When you hear Levy bellow, “Warm your frozen boots by the fire!” in his exaggerated Scottish brogue, you’d swear you were about to be dealt a hand of virtual cards.

Out of costume, Levy is just as jovial as his alter ego.

But Levy doesn’t just sound like the Innkeeper. At gaming conventions and festivals like BlizzCon and PAX, he literally becomes the character, donning the costume, wig, and makeup he commissioned Hollywood pros to create.

“It’s three and a half hours in a makeup chair with prosthetics,” says Levy. “It costs me roughly $300 every time I wear the outfit.”

His expensive efforts don’t go unnoticed.

“Walking around conventions or being at events as the Innkeeper is amazing,” Levy says. “And when they hear the voice, they’re blown away.

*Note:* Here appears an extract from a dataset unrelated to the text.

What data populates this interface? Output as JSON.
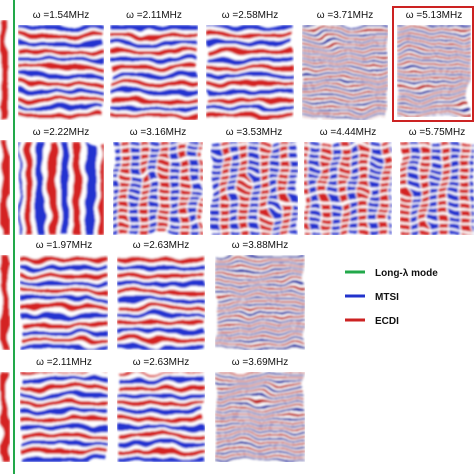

I love that feeling.”

A couple of hours—and a few hundred bucks—is all it takes to transform into Hearthstone’s iconic tavern host.

Levy’s affection for his beloved game—and his fellow fans—runs deep. The 40-something from Santa Ana, California, may be one of the most famous members of the Hearthstone community, known far and wide for hosting elaborate fan events. And like the game’s tavern master, he makes sure his players feel right at home.

“The game is great, but the community is really what sold me on running these events,” says Levy, who welcomes fans of all skill levels to his gatherings. “They don’t have to be good, they don’t have to be competitive—they’re still going to have fun.”

In full Innkeeper regalia, Levy looks like he walked right out of the game.

Levy organized his first casual Hearthstone meetup in 2015. A year later, he was tapped to host a Hearthstone Championship Tour stop in Arizona, where he created questlike mini-challenges (printed on parchment scrolls, no less) to get players mingling.

Fans loved it. Their enthusiasm fueled Levy to introduce even more imaginative elements at each new event. He and his team of five volunteers have designed everything from a model of an erupting volcano to a 10-foot Witchwood tree with electronic eyes that follow players as they walk by.

Hearthstone has enjoyed well over a dozen add-on expansions and adventures—but the Innkeeper’s been there since the very beginning.

“I wanted people to come and see something that was beyond what they were expecting and have that ‘Wow!’ moment,” Levy says.

For a prerelease event tied to Hearthstone’s Rise of Shadows expansion, Levy and his crew built escape-room-style puzzles themed around the expansion’s villains. Solving all the challenges led you to a pyramid, where you connected cables to arcane symbols in the right order to unlock a sealed treasure chest.

Levy credits his event-planning know-how to a prior career as a restaurant manager and time spent designing shows for bands (he plays the keytar).

“I slept very little those two weeks,” he says of the crunch time preceding the big unveil.

Hearthstone developer Blizzard Entertainment has started contracting Levy to host official tournaments, and other game publishers seek out his services too. Levy hopes to eventually expand his side hustle, Bytes Events, into a full-time affair.

For now he’s content portraying Hearthstone’s friendliest face.

“If anyone is going to be the Innkeeper, it’s going to be me,” Levy says. “I take this way too seriously.”